Now what could happen next week: We could see a dead cat bounce, i.e. shorts taking their recent gains; People buying like crazy because Asia doesn't count (I don't think so) or the market is cheap (maybe). I think we saw fear on Thursday when all global markets went down and the question is: are all those folks that have a fear tendency out of the market and only those with greed left? I don't know the answer to that question.
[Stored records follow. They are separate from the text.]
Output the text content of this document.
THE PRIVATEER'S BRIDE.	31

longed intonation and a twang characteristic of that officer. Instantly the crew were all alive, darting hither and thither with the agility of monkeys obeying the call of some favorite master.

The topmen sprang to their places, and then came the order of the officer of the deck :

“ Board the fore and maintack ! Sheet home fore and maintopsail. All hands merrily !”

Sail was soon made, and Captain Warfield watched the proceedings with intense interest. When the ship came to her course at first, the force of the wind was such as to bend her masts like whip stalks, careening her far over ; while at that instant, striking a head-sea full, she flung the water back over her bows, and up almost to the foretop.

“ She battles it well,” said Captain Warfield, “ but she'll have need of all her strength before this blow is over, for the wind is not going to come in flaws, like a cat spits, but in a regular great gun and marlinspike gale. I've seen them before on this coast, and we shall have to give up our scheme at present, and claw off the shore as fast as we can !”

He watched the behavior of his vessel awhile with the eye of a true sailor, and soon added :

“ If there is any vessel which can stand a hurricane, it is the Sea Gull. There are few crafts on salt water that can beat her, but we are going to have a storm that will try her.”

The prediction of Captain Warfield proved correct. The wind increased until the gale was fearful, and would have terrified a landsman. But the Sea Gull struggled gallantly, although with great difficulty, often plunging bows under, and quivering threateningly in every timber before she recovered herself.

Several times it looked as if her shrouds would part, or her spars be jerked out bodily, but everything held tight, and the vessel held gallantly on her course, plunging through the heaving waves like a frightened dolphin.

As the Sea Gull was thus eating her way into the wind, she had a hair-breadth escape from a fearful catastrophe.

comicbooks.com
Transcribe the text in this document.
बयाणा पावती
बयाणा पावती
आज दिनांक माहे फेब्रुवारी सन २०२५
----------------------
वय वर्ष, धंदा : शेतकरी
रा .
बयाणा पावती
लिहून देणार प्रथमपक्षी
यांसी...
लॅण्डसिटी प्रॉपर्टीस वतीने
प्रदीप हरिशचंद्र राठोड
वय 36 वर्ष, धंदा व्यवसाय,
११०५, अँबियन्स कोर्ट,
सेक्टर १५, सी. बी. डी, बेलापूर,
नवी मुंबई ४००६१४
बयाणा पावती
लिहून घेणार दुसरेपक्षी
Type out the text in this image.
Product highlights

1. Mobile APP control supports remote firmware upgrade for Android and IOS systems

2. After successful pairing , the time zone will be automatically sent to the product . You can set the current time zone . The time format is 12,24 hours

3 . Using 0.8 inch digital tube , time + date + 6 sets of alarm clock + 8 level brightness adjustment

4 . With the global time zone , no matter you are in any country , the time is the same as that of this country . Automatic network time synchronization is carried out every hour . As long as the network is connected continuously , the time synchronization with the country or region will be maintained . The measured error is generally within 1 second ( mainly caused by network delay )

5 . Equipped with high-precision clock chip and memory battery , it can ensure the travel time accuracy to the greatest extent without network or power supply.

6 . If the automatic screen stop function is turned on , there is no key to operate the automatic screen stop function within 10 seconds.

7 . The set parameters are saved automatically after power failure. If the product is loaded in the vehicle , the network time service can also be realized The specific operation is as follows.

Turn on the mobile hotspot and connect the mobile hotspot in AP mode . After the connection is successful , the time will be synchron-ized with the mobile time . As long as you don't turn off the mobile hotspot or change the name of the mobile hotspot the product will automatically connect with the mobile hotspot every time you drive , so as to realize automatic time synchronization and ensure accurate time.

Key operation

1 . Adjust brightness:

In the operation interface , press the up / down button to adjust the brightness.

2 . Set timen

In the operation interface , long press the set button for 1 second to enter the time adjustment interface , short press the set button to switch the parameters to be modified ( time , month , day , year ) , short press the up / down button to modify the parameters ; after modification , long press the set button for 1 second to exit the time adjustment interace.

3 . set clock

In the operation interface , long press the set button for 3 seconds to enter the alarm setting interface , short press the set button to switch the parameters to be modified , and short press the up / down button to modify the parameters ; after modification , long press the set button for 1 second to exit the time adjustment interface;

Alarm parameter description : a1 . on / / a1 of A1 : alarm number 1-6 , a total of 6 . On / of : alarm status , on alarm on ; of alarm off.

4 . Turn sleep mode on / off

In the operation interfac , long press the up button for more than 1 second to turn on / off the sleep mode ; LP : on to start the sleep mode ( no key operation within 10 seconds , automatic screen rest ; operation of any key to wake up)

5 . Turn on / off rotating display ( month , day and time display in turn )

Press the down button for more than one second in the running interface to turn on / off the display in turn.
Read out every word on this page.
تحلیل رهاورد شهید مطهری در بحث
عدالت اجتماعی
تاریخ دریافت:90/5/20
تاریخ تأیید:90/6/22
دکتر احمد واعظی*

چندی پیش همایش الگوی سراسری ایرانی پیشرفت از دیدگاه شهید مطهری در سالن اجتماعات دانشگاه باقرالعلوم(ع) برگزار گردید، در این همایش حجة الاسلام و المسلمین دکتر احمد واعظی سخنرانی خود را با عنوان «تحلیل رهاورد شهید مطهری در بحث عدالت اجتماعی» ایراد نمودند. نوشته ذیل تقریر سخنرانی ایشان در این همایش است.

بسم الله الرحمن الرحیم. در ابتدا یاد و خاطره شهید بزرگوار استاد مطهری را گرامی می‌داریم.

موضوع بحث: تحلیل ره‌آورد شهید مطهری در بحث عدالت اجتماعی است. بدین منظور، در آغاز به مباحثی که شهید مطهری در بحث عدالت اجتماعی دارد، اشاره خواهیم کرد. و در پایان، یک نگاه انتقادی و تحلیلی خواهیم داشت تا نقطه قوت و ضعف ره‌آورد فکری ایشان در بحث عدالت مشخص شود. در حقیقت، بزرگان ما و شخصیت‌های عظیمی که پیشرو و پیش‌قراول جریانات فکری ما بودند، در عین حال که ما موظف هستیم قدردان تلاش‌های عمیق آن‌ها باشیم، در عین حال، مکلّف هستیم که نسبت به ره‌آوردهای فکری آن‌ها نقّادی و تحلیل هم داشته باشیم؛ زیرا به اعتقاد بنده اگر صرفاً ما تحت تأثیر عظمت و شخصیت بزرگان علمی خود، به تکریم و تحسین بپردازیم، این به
Just some of my thoughts, Joan



To: Tom Trader who wrote (7471)10/26/1997 2:29:00 PM
From: Mosko  Read Replies (2) | Respond to of 94695
 
Tom, I want to respond to the question you posed <Why would one not invest in companies that do not export to SE Asia and therefore have little or no exposure to the crisis there? Now if the response is that the problems there are the start of a global economic crisis, I don't buy it--unless someone can present convincing reasons that it should be so.> I am niether a bear nor a bull, but do think one can play out possible scenarios based on current events. In the short term, I think you are correct in thinking that it is mainly the multinationals that will be affected by the Asean crisis. Aside from initial panic the deflation in Asia will bring cheaper import prices and all those tunnel vision investors focusing on inflation here will be able breath easier realizing there will be a temporary easing of interest rates. BUT.....as time goes on we will begin to seriously import deflation. The first will be those companies that that export to Asia to feel price pressure and oversupply, but it won't take long for those US companies that have to compete with cheap imports to feel price pressure and realize that they can produce their products using cheap asian labor. Jobless claims go up in the US reducing that ever expanding consumption demand that is neccesary to keep those earnings up. The PE of the markets in general is based on projected future earnings NOT trailing earnings. Sooner or later everybody realizes that the markets have far outpaced growth. Throw in the inevitable trade skirmishes and rising protectionist sentiment and I think you have a pretty good recipe for a bear market. In my opinion the only difference between a crash and a bear market is the time it takes you to get there. Personally I don't have the skill or inclination to second guess or time the market, but I for one am holding 60% cash, 20% equities, 20% S&P short fund. I think we could have some temporary upward movement before more down so will sit on my hands for awhile and see what happens. The question you need to ask yourself is how are you going to know when the sell-off is over? How will you know if we aren't just taking a breather? This is the question I ponder.